Series: The Land of Stories #1
Published by Little Brown BYR on July 17, 2012
Alex and Conner Bailey's world is about to change, in this fast-paced adventure that uniquely combines our modern day world with the enchanting realm of classic fairy tales.
"The Land of Stories" tells the tale of twins Alex and Conner. Through the mysterious powers of a cherished book of stories, they leave their world behind and find themselves in a foreign land full of wonder and magic where they come face-to-face with the fairy tale characters they grew up reading about.
But after a series of encounters with witches, wolves, goblins, and trolls alike, getting back home is going to be harder than they thought.
This is a joint review done with Courtney (Abducted by Books).
Courtney: I was really looking forward to this one. I’m not a huge Glee fan, I haven’t watched the show in a really long time, but I do like Chris Colfer and I wanted to support him.
Kim: I had no real interest in reading this book until I saw him at BEA in June. He was so excited and passionate about this project that it made me want to read it, even though I don’t usually like to read middle grade books.
Courtney: I don’t seek out middle grade books, but I don’t usually have a problem with them.
Kim: I sometimes find with middle grade books that they “talk down” to the reader a bit, and it can be hard to identify with the characters. Although it helped with this book that so many of the characters were based off fairy tales which reminded me of the Disney movies that I love.
Courtney: I know exactly what you mean about being “talked down” to. I felt that a bit in the scene when Alex and Conner first put together the list for the Wishing Spell, and they just kept repeating it over and over again. After the third time I was like “Yeah, okay, I get it!”
Kim: I did try hard to keep it in perspective when I read it that he didn’t actually write it for someone in there 30’s. So I tried to focus in on what happens after the fairy tale part and getting to know Alex and Conner.
Courtney: Ugh, Alex was such a goody goody. I tried to hold out hope for her but by the end she was really wearing on me.
Kim: I consider myself a “good girl” and for the sake of all good girls out there, I wanted to smack her upside the head! It was annoying that she was so completely perfect at the age of eleven. So, I couldn’t stand Alex but I loved Conner.

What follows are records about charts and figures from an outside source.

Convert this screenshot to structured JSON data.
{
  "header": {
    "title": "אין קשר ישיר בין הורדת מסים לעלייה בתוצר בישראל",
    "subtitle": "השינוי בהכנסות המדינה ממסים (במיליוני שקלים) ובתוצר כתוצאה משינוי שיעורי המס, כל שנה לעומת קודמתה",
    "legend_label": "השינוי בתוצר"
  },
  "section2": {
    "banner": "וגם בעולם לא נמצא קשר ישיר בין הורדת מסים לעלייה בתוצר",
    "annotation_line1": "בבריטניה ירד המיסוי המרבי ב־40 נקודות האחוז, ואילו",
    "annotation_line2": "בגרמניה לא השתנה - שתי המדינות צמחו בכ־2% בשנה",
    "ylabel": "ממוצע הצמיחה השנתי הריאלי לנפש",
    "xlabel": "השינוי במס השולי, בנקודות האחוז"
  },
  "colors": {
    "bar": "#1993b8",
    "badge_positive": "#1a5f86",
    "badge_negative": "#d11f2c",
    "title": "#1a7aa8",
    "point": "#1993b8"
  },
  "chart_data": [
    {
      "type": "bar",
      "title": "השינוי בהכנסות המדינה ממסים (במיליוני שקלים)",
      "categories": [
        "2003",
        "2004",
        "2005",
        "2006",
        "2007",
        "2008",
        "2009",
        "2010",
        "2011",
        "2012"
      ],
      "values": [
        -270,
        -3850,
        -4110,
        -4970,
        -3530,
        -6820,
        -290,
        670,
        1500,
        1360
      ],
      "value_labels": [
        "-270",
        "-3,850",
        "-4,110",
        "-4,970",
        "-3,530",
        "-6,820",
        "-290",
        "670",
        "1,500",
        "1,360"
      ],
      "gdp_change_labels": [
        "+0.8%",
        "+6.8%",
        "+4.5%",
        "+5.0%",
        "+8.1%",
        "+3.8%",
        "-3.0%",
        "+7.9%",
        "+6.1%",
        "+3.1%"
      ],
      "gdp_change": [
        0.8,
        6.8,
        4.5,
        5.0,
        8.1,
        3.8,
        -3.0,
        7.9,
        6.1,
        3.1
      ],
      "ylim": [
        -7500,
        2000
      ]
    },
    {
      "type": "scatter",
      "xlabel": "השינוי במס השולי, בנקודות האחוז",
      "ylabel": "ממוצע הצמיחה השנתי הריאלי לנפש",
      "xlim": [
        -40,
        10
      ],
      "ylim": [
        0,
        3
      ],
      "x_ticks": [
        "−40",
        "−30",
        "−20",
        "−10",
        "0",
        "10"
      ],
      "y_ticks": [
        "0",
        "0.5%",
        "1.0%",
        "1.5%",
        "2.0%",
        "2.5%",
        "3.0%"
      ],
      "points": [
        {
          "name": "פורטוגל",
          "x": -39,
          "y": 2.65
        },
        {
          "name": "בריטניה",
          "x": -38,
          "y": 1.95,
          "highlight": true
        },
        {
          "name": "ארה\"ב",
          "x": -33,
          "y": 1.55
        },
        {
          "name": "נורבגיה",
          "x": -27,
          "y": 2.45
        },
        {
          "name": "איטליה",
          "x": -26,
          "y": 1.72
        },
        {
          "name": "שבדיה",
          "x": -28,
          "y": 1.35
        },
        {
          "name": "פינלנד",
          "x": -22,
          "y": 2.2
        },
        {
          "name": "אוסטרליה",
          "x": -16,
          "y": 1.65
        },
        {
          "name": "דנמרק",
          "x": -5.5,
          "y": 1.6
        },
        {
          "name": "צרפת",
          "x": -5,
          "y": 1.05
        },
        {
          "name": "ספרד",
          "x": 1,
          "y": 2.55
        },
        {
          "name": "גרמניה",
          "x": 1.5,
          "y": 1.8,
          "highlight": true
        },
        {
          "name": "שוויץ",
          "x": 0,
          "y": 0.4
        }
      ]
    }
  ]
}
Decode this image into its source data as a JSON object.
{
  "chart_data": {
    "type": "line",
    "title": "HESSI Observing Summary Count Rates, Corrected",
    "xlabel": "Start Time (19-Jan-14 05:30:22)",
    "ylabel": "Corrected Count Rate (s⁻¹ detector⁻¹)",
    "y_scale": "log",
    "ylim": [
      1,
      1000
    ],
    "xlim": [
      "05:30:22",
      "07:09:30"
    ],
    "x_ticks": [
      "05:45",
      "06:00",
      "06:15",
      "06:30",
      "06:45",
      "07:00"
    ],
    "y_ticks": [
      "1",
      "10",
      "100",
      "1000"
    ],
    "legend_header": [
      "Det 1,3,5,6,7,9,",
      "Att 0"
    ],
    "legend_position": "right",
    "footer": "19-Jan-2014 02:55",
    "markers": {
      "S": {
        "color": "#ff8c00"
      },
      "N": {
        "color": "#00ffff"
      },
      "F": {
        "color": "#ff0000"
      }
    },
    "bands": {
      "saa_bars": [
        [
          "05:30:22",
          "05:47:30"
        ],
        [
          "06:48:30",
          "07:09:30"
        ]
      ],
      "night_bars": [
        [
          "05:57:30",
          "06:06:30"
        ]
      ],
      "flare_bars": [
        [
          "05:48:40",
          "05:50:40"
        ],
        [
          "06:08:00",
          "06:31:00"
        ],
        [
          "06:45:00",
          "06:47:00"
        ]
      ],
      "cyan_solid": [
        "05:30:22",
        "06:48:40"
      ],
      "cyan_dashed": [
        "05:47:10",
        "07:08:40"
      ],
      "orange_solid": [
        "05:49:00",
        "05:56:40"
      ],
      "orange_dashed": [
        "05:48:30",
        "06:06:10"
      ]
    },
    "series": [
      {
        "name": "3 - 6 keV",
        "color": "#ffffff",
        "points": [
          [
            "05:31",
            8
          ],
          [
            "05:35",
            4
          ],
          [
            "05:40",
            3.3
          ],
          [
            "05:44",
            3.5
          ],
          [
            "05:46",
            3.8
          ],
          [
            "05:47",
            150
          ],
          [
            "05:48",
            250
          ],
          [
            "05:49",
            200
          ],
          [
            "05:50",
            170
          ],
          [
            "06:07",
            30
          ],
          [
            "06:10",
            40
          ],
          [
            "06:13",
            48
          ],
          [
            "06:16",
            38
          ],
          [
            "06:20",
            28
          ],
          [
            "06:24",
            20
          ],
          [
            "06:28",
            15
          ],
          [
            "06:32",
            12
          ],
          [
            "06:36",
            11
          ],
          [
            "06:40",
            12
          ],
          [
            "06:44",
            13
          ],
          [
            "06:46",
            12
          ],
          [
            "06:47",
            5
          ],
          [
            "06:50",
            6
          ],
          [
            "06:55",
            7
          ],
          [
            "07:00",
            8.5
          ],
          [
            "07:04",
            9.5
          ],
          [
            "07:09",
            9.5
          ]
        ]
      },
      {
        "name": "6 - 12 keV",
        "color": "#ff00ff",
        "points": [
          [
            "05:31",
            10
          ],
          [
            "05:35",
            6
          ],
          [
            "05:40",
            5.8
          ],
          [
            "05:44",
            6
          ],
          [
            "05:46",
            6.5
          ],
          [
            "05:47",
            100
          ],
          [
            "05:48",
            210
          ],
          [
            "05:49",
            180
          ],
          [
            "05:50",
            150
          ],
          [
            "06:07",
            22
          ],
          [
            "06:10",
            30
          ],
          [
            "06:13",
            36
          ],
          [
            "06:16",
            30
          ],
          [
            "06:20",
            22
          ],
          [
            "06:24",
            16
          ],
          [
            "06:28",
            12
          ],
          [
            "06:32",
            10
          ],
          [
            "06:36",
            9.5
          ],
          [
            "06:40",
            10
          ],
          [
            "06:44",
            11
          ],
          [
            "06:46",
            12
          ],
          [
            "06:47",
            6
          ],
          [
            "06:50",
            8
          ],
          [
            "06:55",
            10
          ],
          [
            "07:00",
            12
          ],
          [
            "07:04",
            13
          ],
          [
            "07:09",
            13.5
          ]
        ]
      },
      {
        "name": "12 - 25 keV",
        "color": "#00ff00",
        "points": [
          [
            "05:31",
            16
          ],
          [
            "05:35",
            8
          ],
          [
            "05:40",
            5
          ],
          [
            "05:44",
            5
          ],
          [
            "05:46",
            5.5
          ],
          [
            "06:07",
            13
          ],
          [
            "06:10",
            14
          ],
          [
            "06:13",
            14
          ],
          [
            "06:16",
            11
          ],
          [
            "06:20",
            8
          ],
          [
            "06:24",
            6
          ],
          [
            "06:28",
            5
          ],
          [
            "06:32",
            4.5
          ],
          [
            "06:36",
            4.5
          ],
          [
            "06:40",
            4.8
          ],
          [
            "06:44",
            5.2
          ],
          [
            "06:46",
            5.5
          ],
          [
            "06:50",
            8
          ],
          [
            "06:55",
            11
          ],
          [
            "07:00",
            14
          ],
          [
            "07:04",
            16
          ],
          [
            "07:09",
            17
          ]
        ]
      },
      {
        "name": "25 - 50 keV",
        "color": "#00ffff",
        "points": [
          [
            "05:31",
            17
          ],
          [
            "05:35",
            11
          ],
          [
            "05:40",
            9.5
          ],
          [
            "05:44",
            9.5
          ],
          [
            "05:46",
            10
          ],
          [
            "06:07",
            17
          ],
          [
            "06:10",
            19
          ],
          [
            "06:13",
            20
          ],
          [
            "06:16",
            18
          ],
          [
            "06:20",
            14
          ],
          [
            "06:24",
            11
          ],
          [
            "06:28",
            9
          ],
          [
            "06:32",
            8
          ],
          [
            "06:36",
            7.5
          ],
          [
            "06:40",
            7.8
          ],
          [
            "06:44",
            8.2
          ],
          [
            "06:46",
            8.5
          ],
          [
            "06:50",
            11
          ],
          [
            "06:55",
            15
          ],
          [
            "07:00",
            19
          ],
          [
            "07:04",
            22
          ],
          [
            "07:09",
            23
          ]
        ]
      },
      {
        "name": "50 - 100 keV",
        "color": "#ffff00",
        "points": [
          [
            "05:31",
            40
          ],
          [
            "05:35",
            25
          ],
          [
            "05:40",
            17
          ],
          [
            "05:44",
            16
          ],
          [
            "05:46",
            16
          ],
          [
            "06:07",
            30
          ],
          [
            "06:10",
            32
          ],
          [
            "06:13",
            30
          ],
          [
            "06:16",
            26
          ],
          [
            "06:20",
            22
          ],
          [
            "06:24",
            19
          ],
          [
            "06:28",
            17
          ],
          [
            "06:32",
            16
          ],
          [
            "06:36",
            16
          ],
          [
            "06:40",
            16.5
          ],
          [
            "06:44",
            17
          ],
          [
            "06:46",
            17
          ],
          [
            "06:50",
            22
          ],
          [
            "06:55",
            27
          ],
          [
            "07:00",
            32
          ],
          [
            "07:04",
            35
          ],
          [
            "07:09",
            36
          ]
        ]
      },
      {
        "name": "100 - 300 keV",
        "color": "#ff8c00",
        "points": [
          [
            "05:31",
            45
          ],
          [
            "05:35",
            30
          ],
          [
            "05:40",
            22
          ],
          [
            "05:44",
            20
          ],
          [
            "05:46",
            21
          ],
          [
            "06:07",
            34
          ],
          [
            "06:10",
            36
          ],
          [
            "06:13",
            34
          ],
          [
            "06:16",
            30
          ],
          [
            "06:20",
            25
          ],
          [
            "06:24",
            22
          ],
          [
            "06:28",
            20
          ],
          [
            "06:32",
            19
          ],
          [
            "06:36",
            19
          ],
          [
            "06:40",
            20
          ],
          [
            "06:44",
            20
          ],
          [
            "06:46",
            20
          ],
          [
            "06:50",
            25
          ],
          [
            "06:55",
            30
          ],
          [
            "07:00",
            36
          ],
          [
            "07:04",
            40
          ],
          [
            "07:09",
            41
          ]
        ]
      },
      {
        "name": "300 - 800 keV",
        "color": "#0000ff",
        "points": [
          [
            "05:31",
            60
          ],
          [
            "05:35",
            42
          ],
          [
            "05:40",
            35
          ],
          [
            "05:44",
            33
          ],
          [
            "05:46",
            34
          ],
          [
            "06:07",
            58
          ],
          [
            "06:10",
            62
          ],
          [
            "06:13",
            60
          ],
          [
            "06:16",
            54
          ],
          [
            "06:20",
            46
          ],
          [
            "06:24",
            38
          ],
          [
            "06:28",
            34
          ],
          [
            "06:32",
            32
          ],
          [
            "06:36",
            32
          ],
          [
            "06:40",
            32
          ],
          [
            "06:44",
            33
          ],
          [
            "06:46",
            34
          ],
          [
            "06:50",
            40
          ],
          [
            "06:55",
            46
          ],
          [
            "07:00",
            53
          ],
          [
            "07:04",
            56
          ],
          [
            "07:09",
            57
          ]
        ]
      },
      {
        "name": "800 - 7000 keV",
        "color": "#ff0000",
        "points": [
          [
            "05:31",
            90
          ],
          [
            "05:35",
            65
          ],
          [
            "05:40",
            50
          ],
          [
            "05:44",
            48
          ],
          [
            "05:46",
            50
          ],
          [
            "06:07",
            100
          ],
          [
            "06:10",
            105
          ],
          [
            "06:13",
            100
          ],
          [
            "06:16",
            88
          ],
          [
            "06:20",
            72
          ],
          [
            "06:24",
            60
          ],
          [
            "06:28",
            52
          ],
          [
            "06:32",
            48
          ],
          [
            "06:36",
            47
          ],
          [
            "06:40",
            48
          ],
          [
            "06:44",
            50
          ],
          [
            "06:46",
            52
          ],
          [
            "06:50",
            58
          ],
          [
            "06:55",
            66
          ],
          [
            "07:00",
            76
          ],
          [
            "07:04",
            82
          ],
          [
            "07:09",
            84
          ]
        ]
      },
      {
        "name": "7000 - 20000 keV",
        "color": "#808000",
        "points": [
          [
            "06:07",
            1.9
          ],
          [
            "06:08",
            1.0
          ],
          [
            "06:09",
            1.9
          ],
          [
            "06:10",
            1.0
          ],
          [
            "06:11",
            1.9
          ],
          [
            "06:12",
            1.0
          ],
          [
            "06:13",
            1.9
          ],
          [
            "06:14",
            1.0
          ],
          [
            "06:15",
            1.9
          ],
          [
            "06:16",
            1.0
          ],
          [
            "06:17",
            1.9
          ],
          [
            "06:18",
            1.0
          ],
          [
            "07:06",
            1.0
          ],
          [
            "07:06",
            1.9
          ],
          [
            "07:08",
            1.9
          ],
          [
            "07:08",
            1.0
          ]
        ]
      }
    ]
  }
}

Courtney: Conner was my absolute favorite character! I just loved him because he had so many funny moments! Like when he wished to make that one creature a vegetarian so that it wouldn’t be tempted to eat them! That was genius! As far as the fairy tale characters go, I didn’t particularly care for Red Riding Hood at first, but by the end she had grown on me. I’m glad that Colfer made her the princess that was bratty. I’ve always thought that Goldilocks was the most greedy of the fairy tale characters but I think that might have been more on the predictable side so I’m glad that he gave those qualities to Red.
Kim: I agree, and I also really enjoyed the “love triangle” that Colfer created for Red Riding Hood, Goldilocks, and Jack from Jack and the Beanstalk. Goldilocks was my favorite but I did like the fact that Red Riding Hood had issues.
Courtney: Yeah, but Red Riding Hood did get to rule over my favorite kingdom in the book. It had so many of the different fairy tale elements in one place and I loved the different monuments all around town. Like the sign the sign that read “In Memory Of The Boy Who Cried Wolf. You Were A Liar But You Were Loved.”
Kim: My favorite kingdom was Red Riding Hood’s too. It had more fun elements in it. I was disappointed that Charming Kingdom was so boring. Cinderella is one of my favorites and I wanted a little more of her. As far as the ending goes, I did feel it was a bit too predictable. Overall, I would say that Land of Stories: The Wishing Spell was cute, though probably a little too cute for me. I only rated it a two.
Courtney: I think one of the things we both said was that we wanted the book to be amazing, but it was really just average. It was fine for what it was but it definitely wasn’t epic. I gave it a three.
I normally don’t include spoilers in my review, but Courtney and I really wanted to discuss this. You have been warned!
Kim: Well neither of us liked the ending with the Evil Queen.
Courtney: No. Colfer tries to set up a theme of “villains are mostly people villainized by circumstance” but I wasn’t buying it. That is fine for the minor criminals but not for the ones that are truly evil.
Kim: I hated that whole story line. It was way to message-y in such an obvious way that I literally rolled my eyes. Sometimes bad people are bad people, and that’s ok. But I would say the ending to the Goldilocks story line probably bothered me the most. It didn’t make any sense to have her whole story come down to the fact that she was on the run for breaking into the home of the three bears.
Courtney: I know what you mean. Goldilocks has a moment with Jack where she says that she can’t stop running because it doesn’t matter what initial crime she committed because since then she has robbed and cheated and even killed. I think it is fine in stories when authors use the angle of “you accused me of lying and that forced me to become a liar” “you accused me of cheating and that forced me to become a cheater.” But to say “you accused me of breaking and entering and that forced me to become a killer”, I mean that is just ridiculous!
Kim: Exactly!!!! It just did not make any sense to do all those bad things rather than be punished for a simple B&E.